All of which makes California’s latest waste and recycling report, issued yearly by state Department of Resources Recycling and Recovery (CalRecycle), so bewildering. It reveals that landfill waste in the state jumped to 33.2 million tons in 2015, a one-year increase of 2 million tons, contributing to last year’s release of 200,000 extra metric tons of CO2 into the atmosphere. Per capita, each Californian now tosses 4.7 pounds of stuff into the landfill.

The state’s rate of recycling also dropped to 47 percent in 2015. That’s the lowest rate since 2010, and the first time since the state began measuring that the number has gone below 50 percent—not the greatest news, given California’s 2020 goal of recycling 75 percent of all consumer waste.

CalRecycle spokesman Mark Oldfield points to a recovering economy as a primary contributor to the setback. Economic growth boosts consumption and construction, which necessarily results in more waste, he says: “All of a sudden people are buying new stuff and getting rid of the old.”

There are other elements at work, too. The low price of oil, combined with other plummeting commodity prices, has largely eliminated financial incentives for companies to use recycled materials. Thanks to cheap crude, points out Californians Against Waste, a Sacramento-based advocacy group, producers are using more petroleum-based plastics than before, and less (easily recycled) aluminum.

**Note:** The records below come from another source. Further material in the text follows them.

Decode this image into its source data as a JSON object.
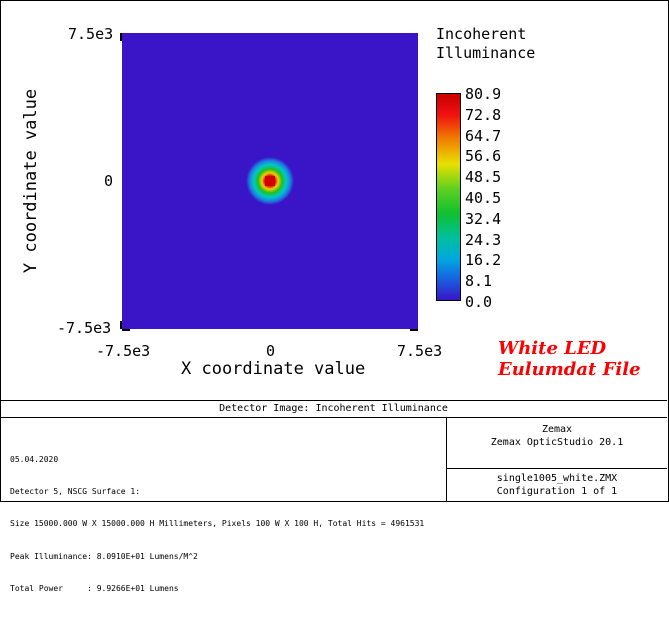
{
  "chart_data": {
    "type": "heatmap",
    "title": "Incoherent Illuminance",
    "xlabel": "X coordinate value",
    "ylabel": "Y coordinate value",
    "xlim": [
      -7500,
      7500
    ],
    "ylim": [
      -7500,
      7500
    ],
    "x_ticks": [
      "-7.5e3",
      "0",
      "7.5e3"
    ],
    "y_ticks": [
      "7.5e3",
      "0",
      "-7.5e3"
    ],
    "colorbar_ticks": [
      "80.9",
      "72.8",
      "64.7",
      "56.6",
      "48.5",
      "40.5",
      "32.4",
      "24.3",
      "16.2",
      "8.1",
      "0.0"
    ],
    "colorbar_range": [
      0.0,
      80.9
    ],
    "colormap": "false-color (blue-cyan-green-yellow-red)",
    "peak": {
      "x": 0,
      "y": 0,
      "value": 80.9
    },
    "background_value": 0.0,
    "grid": false,
    "legend": "colorbar right"
  },
  "colors": {
    "background_blue": "#3a14c7",
    "annotation_red": "#ff0000"
  },
  "annotation": {
    "line1": "White LED",
    "line2": "Eulumdat File"
  },
  "panel": {
    "title": "Detector Image: Incoherent Illuminance",
    "left_lines": [
      "05.04.2020",
      "Detector 5, NSCG Surface 1:",
      "Size 15000.000 W X 15000.000 H Millimeters, Pixels 100 W X 100 H, Total Hits = 4961531",
      "Peak Illuminance: 8.0910E+01 Lumens/M^2",
      "Total Power     : 9.9266E+01 Lumens"
    ],
    "company": "Zemax",
    "product": "Zemax OpticStudio 20.1",
    "file": "single1005_white.ZMX",
    "config": "Configuration 1 of 1"
  }
}
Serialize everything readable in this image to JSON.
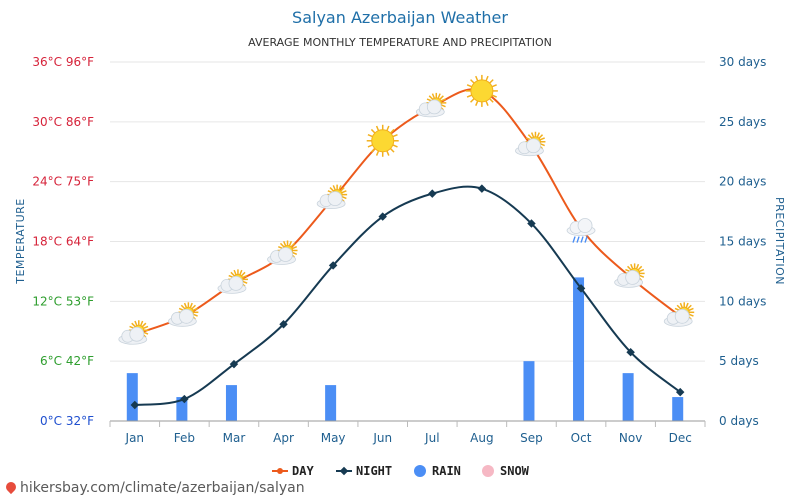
{
  "chart_data": {
    "type": "line",
    "title": "Salyan Azerbaijan Weather",
    "subtitle": "AVERAGE MONTHLY TEMPERATURE AND PRECIPITATION",
    "ylabel_left": "TEMPERATURE",
    "ylabel_right": "PRECIPITATION",
    "categories": [
      "Jan",
      "Feb",
      "Mar",
      "Apr",
      "May",
      "Jun",
      "Jul",
      "Aug",
      "Sep",
      "Oct",
      "Nov",
      "Dec"
    ],
    "y_left_ticks": [
      "0°C 32°F",
      "6°C 42°F",
      "12°C 53°F",
      "18°C 64°F",
      "24°C 75°F",
      "30°C 86°F",
      "36°C 96°F"
    ],
    "y_left_tick_colors": [
      "#1f4fcf",
      "#2e9e2e",
      "#2e9e2e",
      "#d6233a",
      "#d6233a",
      "#d6233a",
      "#d6233a"
    ],
    "y_right_ticks": [
      "0 days",
      "5 days",
      "10 days",
      "15 days",
      "20 days",
      "25 days",
      "30 days"
    ],
    "ylim_left": [
      0,
      36
    ],
    "ylim_right": [
      0,
      30
    ],
    "series": [
      {
        "name": "DAY",
        "color": "#ec5a1c",
        "values": [
          8.7,
          10.5,
          13.8,
          16.7,
          22.3,
          28.1,
          31.5,
          33.1,
          27.6,
          19.3,
          14.4,
          10.5
        ]
      },
      {
        "name": "NIGHT",
        "color": "#163a52",
        "values": [
          1.6,
          2.2,
          5.7,
          9.7,
          15.6,
          20.5,
          22.8,
          23.3,
          19.8,
          13.3,
          6.9,
          2.9
        ]
      },
      {
        "name": "RAIN",
        "color": "#4b8ef5",
        "values": [
          4,
          2,
          3,
          0,
          3,
          0,
          0,
          0,
          5,
          12,
          4,
          2
        ]
      },
      {
        "name": "SNOW",
        "color": "#f6b8c4",
        "values": [
          0,
          0,
          0,
          0,
          0,
          0,
          0,
          0,
          0,
          0,
          0,
          0
        ]
      }
    ],
    "weather_icons": [
      "partly-cloudy",
      "partly-cloudy",
      "partly-cloudy",
      "partly-cloudy",
      "partly-cloudy",
      "sunny",
      "partly-cloudy",
      "sunny",
      "partly-cloudy",
      "rain-cloud",
      "partly-cloudy",
      "partly-cloudy"
    ],
    "grid": true,
    "legend": "bottom-center"
  },
  "source_url": "hikersbay.com/climate/azerbaijan/salyan"
}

A four-year decline in the prices manufacturers are willing to pay for recycled materials has proved deadly for many for-profit recycling centers. In part, that’s because it’s a subsidized business. CalRecycle pays up to half of the centers’ operating expenses, depending on the amount of materials they collect, to encourage recycling centers to accept plastic containers alongside the more lucrative aluminum cans. The deposits consumers pay on beverage containers provide an incentive for individuals and companies that do curbside pickup to bring cans and bottles to the centers (and pocket the deposits). But CalRecycle’s payments to the centers are based on scrap prices over the previous 12 months, with a three-month time lag. Which means, when prices are in decline, the payments come up short, and the centers struggle to stay profitable. Statewide, the bulk recyclers have faced a cumulative shortfall of more than $50 million.